The Macaroni Line Poster


Macaroni Line Train


Count Telefener & his family


In 1880 Count Giuseppe Telfener and several European, New York and Texas financiers developed a grand plan to link New York and Mexico by rail. The New York, Texas and Mexican Railroad Company was chartered in Paris in October 1880, and construction began about a year later. Count Telfener was no amateur in the field; he had just completed a 350-mile rail line in Argentina. Texas was chosen for the starting point because the state offered 16 sections of land for each mile of track completed. Construction on the run between Richmond and Brownsville began with two crews working toward each other from Rosenberg Junction and Victoria. Telfener paid passage for 1,200 Italian laborers, mostly from the northern province of Lombardy-who, he hoped, would eventually bring their families to Texas and settle on land along the right-of-way. Because macaroni was a staple of the laborers' diet, the enterprise soon became known as the "Macaroni Line!'


Within six months difficult working conditions and sickness caused half of the Italian work force to quit. A plan to increase the number of Italian railroad workers at Victoria to 5,000 was never realized because construction was halted in July 1882 after the state had repealed all land grants to railroad builders. Inadvertently Texas had issued certificates for 8,000,000 acres more than was available for distribution. Ninety-one miles of the New York, Texas and Mexican Railway had been completed between Victoria and Rosenberg at a cost of $2,000,000. Telfener operated the railroad until 1884, when he sold out to a brother-in-law, John Mackay, the Nevada "Bonanza King." The railroad was sold to Southern Pacific interests in 1885.


Count Giuseppe Telfener's most important contribution to Texas is represented in the Italian families living in Victoria, Houston, Galveston and elsewhere who are descended from the Italian workmen who built the "Macaroni Line."
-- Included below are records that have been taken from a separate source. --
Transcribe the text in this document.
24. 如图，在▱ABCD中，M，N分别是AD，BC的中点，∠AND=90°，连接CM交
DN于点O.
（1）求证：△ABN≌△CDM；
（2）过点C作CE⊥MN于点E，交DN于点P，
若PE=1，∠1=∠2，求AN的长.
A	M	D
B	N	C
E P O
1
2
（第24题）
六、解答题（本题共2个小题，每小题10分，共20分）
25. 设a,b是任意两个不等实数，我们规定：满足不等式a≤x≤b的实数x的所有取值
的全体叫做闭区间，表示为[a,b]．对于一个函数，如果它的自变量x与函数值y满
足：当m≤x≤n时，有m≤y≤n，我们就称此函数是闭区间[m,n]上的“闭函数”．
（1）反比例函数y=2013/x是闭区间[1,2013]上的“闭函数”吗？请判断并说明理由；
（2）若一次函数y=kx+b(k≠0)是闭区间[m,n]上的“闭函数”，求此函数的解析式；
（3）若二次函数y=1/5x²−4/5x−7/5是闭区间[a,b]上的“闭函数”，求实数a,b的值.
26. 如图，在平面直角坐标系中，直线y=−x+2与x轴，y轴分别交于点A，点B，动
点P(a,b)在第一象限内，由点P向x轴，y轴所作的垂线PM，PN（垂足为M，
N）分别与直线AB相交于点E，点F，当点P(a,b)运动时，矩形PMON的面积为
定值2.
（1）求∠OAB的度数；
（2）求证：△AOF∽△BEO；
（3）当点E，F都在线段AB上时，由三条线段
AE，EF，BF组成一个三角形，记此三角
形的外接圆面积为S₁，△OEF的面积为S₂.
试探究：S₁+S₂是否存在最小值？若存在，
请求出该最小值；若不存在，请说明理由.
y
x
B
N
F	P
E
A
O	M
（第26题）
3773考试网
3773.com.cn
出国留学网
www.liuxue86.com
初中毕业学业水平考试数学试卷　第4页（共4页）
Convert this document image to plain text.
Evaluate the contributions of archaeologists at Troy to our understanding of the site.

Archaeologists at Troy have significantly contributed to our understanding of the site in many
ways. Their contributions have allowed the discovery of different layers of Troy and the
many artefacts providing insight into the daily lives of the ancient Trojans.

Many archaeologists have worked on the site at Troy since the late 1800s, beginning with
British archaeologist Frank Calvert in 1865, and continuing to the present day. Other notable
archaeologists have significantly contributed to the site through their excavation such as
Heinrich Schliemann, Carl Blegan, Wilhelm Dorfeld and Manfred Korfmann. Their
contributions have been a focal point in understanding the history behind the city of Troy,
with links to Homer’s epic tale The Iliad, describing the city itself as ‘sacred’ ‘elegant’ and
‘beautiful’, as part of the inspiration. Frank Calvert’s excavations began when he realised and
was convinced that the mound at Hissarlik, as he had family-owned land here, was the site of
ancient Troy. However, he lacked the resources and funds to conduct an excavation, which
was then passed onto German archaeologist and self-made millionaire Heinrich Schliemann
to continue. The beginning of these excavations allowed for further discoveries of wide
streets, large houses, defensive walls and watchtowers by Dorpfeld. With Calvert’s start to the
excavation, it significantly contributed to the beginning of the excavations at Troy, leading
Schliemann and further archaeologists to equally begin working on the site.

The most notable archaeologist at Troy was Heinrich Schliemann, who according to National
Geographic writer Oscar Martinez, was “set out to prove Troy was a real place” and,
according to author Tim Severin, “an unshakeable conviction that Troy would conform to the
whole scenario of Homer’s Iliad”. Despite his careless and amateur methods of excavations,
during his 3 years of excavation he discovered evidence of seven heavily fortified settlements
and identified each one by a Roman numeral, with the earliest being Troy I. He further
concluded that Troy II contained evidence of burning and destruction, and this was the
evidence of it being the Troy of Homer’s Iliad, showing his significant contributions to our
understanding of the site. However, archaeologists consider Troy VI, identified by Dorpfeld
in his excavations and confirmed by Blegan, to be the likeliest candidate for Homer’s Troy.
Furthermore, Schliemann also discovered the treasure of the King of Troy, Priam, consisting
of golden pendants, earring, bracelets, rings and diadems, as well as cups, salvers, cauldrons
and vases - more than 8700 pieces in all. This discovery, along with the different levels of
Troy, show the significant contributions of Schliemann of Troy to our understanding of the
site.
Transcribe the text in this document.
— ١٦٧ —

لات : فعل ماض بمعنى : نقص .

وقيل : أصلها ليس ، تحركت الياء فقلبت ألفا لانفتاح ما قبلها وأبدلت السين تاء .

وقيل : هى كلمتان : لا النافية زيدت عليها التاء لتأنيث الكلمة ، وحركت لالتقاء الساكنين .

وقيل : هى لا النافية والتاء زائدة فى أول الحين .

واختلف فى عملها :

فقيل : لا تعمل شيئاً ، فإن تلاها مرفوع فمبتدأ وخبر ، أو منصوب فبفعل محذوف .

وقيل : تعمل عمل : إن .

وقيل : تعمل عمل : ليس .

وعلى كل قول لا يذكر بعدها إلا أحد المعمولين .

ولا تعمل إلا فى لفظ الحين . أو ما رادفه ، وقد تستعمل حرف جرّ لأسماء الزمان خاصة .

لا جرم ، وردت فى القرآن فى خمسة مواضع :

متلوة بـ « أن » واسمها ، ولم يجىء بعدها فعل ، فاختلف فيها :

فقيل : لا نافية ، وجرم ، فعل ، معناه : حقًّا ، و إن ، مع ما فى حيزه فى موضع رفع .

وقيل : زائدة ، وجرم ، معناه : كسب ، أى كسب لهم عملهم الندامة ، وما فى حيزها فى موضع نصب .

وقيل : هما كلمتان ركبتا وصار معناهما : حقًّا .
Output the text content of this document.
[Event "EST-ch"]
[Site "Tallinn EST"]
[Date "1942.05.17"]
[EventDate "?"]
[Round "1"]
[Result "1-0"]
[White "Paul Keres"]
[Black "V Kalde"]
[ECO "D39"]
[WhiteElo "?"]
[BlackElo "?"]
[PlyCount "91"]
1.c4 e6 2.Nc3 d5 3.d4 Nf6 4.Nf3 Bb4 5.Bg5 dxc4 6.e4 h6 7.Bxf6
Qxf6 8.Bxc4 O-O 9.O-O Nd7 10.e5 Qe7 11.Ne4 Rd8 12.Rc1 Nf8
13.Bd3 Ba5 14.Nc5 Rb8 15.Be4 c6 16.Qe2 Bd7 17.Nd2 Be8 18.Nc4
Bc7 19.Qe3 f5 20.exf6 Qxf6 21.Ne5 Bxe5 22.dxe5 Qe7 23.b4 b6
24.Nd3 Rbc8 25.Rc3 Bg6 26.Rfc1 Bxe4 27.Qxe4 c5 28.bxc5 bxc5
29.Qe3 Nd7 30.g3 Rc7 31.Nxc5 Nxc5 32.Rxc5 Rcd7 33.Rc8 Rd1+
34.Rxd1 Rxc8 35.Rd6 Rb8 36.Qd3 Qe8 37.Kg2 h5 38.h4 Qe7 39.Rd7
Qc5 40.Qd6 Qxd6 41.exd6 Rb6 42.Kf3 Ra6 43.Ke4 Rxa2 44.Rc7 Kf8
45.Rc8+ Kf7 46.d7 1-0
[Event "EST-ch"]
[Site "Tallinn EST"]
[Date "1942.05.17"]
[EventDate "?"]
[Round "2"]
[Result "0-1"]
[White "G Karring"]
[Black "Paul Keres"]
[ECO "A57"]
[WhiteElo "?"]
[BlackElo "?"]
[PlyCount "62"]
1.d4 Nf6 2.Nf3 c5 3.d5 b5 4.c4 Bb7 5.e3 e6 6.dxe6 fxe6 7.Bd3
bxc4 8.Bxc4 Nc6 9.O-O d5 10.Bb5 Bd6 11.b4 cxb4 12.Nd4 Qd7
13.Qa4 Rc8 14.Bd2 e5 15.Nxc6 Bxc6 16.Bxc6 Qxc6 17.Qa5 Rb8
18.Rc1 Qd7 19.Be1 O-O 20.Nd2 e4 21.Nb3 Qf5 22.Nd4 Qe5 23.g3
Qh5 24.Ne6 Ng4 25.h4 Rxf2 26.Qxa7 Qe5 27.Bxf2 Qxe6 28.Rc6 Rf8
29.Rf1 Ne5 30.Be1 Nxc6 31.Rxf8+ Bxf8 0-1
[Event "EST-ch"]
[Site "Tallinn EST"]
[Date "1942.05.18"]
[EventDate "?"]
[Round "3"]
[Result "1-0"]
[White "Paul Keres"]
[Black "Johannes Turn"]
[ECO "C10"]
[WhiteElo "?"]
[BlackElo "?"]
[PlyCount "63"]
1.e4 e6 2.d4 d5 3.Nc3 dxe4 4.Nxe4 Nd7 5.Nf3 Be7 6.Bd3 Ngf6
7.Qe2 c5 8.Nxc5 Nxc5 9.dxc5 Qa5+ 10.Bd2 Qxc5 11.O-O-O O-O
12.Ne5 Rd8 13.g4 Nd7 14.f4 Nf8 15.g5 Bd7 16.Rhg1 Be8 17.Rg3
  • The Italian Texans (San Antonio: University of Texas lnstitute of Texan Cultures, 1973).

  • John C. Rayburn, "Count Joseph Telfener and the New York, Texas, and Mexican Railway       Company," Southwestern Historical Quarterly, 68 (July 1964).

  • The Victoria Sesquicentennial "Scrapbook" (Victoria, Texas: Victoria Advocate, 1974).

  • Henry Hauschild, "TELFENER, JOSEPH," Handbook of Texas Online (   Published   by   the   Texas   State   Historical Association.